Das Auffälligste ist – und das hat Matz nicht erfunden–, dass auch die gewöhnlichsten Dinge wie Uhren und Hausschuhe verwandelt werden in Fabelwesen; von der Frühstückstasse grüßt der Dino und von der Zahnpasta sein alberner Halbbruder namens Putzi. Dazu kommt ein kleines Arsenal von Horrorwesen, das gepierct, in Leder und mit Ketten einem Sado-Biker-Magazin entsprungen sein könnte. Die Travestie als zeitgenössisches Gruselmärchen: Dieser Blick ist deutlich geschult an Künstlern wie Richard Prince und Cindy Sherman, vor allem aber an Mike Kelleys grotesken Anverwandlungen des kindlichen Hinterstübchens.

Schwer zu sagen, ob dieses Buch sich überhaupt an Kinder wendet oder nicht vielmehr an Erwachsene, denen die kindliche Sozialisation Rätsel aufgibt. Eben dies hat Matz‘ Remake gemein mit dem Ersten Bilderbuch von Steichen, jenem Fotografen, der später als Kurator die Welt mit der sentimentalen Megashow The Family of Man beglückte. Damals, 1930, fährt Steichen das Programm der Reduktion, um kindliches Staunen zu simulieren, anhand eines Balls, eines Wasserhahns oder Schwarzbrots. Matz will nicht nur zeigen, dass es die ,,guten, alten Dinge“ nur noch im spezialisierten Versandhandel gibt, sondern adaptiert unterschwellig Steichens fotografische Pädagogik, die in jedem Stück das Lehrstück sieht. Insofern verbessert sein Entwurf nicht die Vorlage, sondern macht sich ihre Kuriosität zu Nutze, ihren enzyklopädischen Eifer. Im Vorwort von Andreas Haus, der über die Tradition der Bilderfibel nachdenkt, finden sich einige der Steichen-Fotografien zum Vergleich.

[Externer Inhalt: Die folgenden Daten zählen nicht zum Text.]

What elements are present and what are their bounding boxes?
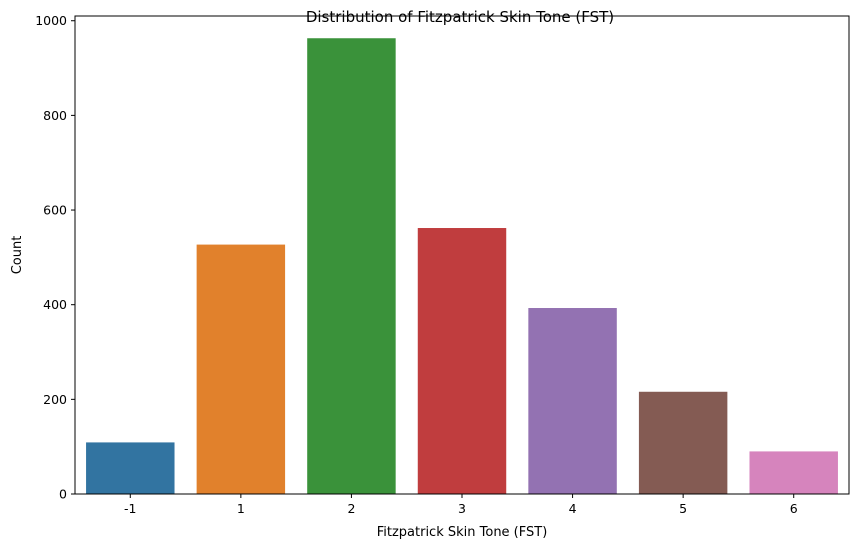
y-axis-ticks: 0 200 400 600 800 1000: [35, 13, 75, 502]
bar--1: [86, 442, 175, 494]
chart-title: Distribution of Fitzpatrick Skin Tone (F…: [306, 8, 614, 26]
y-tick-label: 200: [43, 392, 67, 407]
x-tick-label: 6: [790, 501, 798, 516]
bar-1: [196, 244, 286, 494]
x-tick-label: 3: [458, 501, 466, 516]
bar-4: [528, 308, 617, 494]
x-axis-ticks: -1 1 2 3 4 5 6: [124, 494, 798, 516]
x-tick-label: -1: [124, 501, 136, 516]
x-tick-label: 1: [237, 501, 245, 516]
bar-3: [417, 228, 507, 494]
y-tick-label: 600: [43, 203, 67, 218]
bar-5: [638, 391, 728, 494]
x-tick-label: 4: [569, 501, 577, 516]
y-tick-label: 0: [59, 487, 67, 502]
plot-frame: [74, 15, 850, 495]
bar-6: [749, 451, 838, 494]
y-tick-label: 400: [43, 297, 67, 312]
x-tick-label: 5: [679, 501, 687, 516]
x-tick-label: 2: [347, 501, 355, 516]
bar-2: [307, 38, 396, 495]
x-axis-label: Fitzpatrick Skin Tone (FST): [377, 525, 548, 540]
y-tick-label: 1000: [35, 13, 67, 28]
y-tick-label: 800: [43, 108, 67, 123]
bars-group: [86, 38, 838, 495]
y-axis-label: Count: [10, 236, 25, 275]
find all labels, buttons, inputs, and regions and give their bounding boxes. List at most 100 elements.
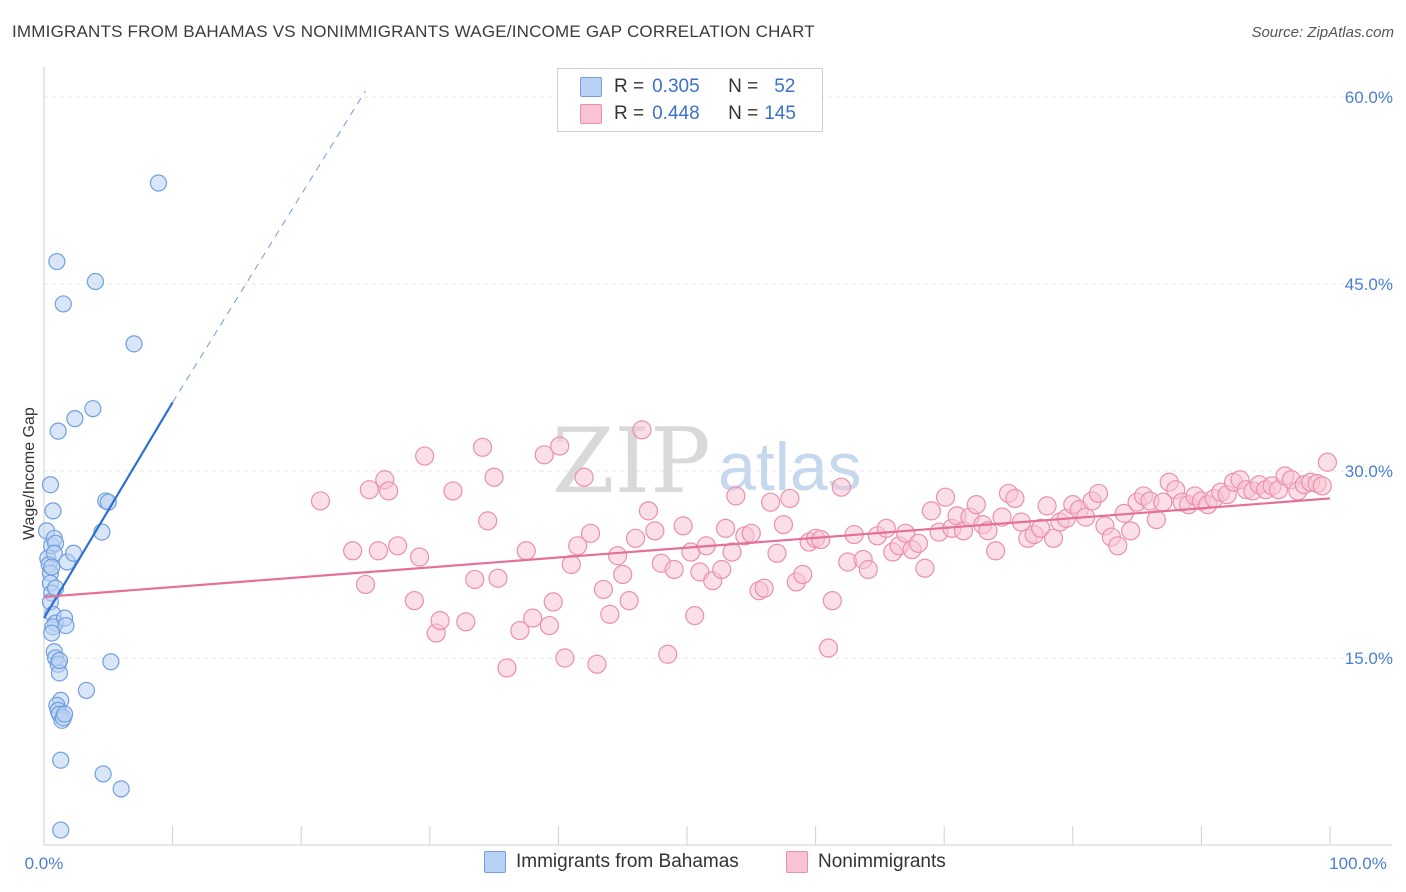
n-value: 52 bbox=[774, 76, 796, 97]
data-point bbox=[539, 615, 559, 636]
data-point bbox=[534, 445, 554, 465]
data-point bbox=[780, 488, 800, 509]
data-point bbox=[726, 486, 746, 506]
data-point bbox=[488, 568, 508, 588]
grid-lines bbox=[44, 96, 1392, 659]
n-value: 145 bbox=[764, 103, 796, 124]
data-point bbox=[125, 335, 143, 353]
data-point bbox=[48, 252, 66, 271]
data-point bbox=[1043, 528, 1064, 548]
data-point bbox=[632, 420, 652, 440]
data-point bbox=[593, 579, 614, 600]
data-point bbox=[658, 644, 678, 664]
data-point bbox=[607, 546, 628, 566]
trend-line-nonimmigrants bbox=[43, 497, 1331, 599]
stats-row-bahamas: R = 0.305 N = 52 bbox=[580, 75, 795, 99]
data-point bbox=[497, 658, 517, 678]
data-point bbox=[43, 624, 61, 642]
legend-item-bahamas[interactable]: Immigrants from Bahamas bbox=[484, 851, 739, 873]
data-point bbox=[625, 528, 646, 548]
data-point bbox=[773, 515, 794, 535]
data-point bbox=[992, 507, 1012, 527]
data-point bbox=[472, 437, 493, 457]
data-point bbox=[613, 564, 633, 585]
data-point bbox=[741, 523, 761, 543]
data-point bbox=[52, 751, 70, 769]
data-point bbox=[55, 705, 74, 723]
data-point bbox=[966, 495, 986, 515]
data-point bbox=[767, 543, 787, 563]
data-point bbox=[715, 518, 736, 538]
data-point bbox=[896, 523, 916, 543]
data-point bbox=[52, 821, 70, 839]
data-point bbox=[645, 521, 665, 541]
data-point bbox=[915, 558, 935, 578]
data-point bbox=[510, 620, 530, 641]
data-point bbox=[443, 481, 463, 501]
n-label: N = bbox=[728, 103, 759, 124]
data-point bbox=[818, 638, 839, 658]
data-point bbox=[722, 542, 742, 562]
data-point bbox=[1312, 476, 1332, 496]
source-note: Source: ZipAtlas.com bbox=[1251, 24, 1394, 41]
data-point bbox=[1317, 452, 1338, 472]
data-point bbox=[84, 400, 102, 418]
data-point bbox=[858, 559, 878, 580]
data-point bbox=[102, 653, 120, 671]
legend-swatch-nonimmigrants bbox=[786, 851, 808, 873]
data-point bbox=[49, 422, 67, 440]
data-point bbox=[580, 523, 601, 543]
data-point bbox=[1121, 521, 1141, 541]
data-point bbox=[1108, 536, 1128, 556]
data-point bbox=[908, 533, 929, 553]
data-point bbox=[555, 648, 575, 668]
data-point bbox=[685, 606, 705, 626]
data-point bbox=[57, 616, 75, 635]
tick-labels: 15.0% 30.0% 45.0% 60.0% 0.0% 100.0% bbox=[25, 88, 1393, 873]
data-point bbox=[673, 516, 693, 536]
data-point bbox=[921, 501, 941, 521]
data-point bbox=[41, 476, 60, 494]
data-point bbox=[86, 272, 105, 291]
data-point bbox=[831, 477, 851, 497]
data-point bbox=[1031, 518, 1051, 538]
watermark-zip: ZIP bbox=[552, 409, 711, 514]
data-point bbox=[760, 492, 781, 512]
data-point bbox=[355, 574, 376, 595]
data-point bbox=[94, 765, 112, 783]
data-point bbox=[404, 591, 424, 611]
data-point bbox=[978, 521, 998, 541]
data-point bbox=[1037, 496, 1057, 516]
legend-item-nonimmigrants[interactable]: Nonimmigrants bbox=[786, 851, 946, 873]
data-point bbox=[754, 578, 774, 598]
series-legend: Immigrants from Bahamas Nonimmigrants bbox=[0, 851, 1406, 877]
data-point bbox=[465, 569, 485, 590]
stats-row-nonimmigrants: R = 0.448 N = 145 bbox=[580, 102, 796, 126]
x-tick-label: 100.0% bbox=[1329, 854, 1387, 873]
trend-line-bahamas-extension bbox=[172, 90, 366, 403]
data-point bbox=[638, 501, 659, 521]
data-point bbox=[388, 536, 408, 556]
r-value: 0.448 bbox=[652, 103, 700, 124]
data-point bbox=[550, 436, 570, 456]
data-point bbox=[359, 480, 379, 500]
data-point bbox=[343, 541, 363, 561]
data-point bbox=[876, 518, 896, 538]
chart-title: IMMIGRANTS FROM BAHAMAS VS NONIMMIGRANTS… bbox=[12, 22, 815, 41]
data-point bbox=[1088, 483, 1109, 504]
r-label: R = bbox=[614, 76, 645, 97]
data-point bbox=[561, 554, 581, 575]
data-point bbox=[484, 467, 504, 487]
series-nonimmigrants bbox=[310, 420, 1338, 678]
data-point bbox=[368, 541, 388, 561]
data-point bbox=[43, 558, 61, 576]
data-point bbox=[409, 547, 430, 567]
data-point bbox=[430, 610, 450, 631]
data-point bbox=[149, 174, 168, 192]
axes bbox=[43, 67, 1392, 846]
data-point bbox=[543, 592, 563, 612]
data-point bbox=[793, 564, 813, 585]
trend-lines bbox=[43, 90, 1331, 619]
data-point bbox=[619, 591, 639, 611]
data-point bbox=[568, 536, 588, 556]
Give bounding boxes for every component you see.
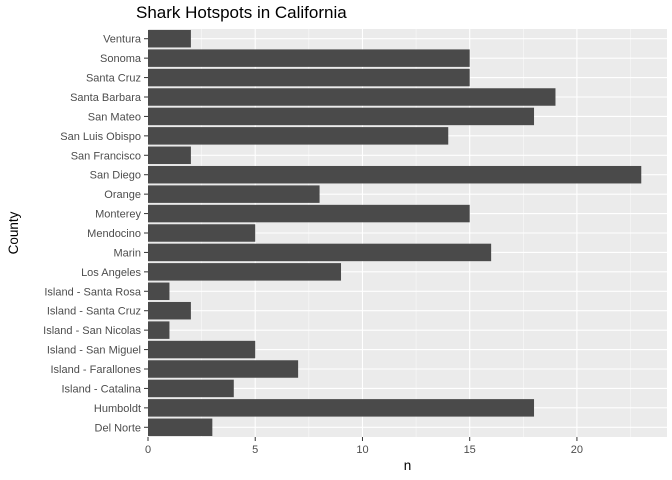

Wer aber Das erste Bilderbuch mit Matz‘ Remake abgleicht, erkennt, dass der Fotograf nicht nur einzelne Bilder, sondern auch die Dramaturgie der Vorlage neu interpretiert hat. Anders als Steichen damals gesteht Matz jetzt sich ein, dass es ein Bündnis zwischen den Kindern und der Industrie gibt, die durch eine häusliche Pädagogik nicht mehr vermittelt werden kann. Oder doch: nämlich den Eltern durch die Kinder, weshalb der Fotograf das Buch auch seiner Tochter gewidmet hat. Das krasse Bilderbuch mit allen seinen Hintergedanken hätte einen besseren Titel verdient als Verspielt, der suggeriert, dass das Werk augenzwinkernd daherkomme. In Wahrheit ist es abgründig – wie jede ernst zu nehmende Betrachtung der Kindheit.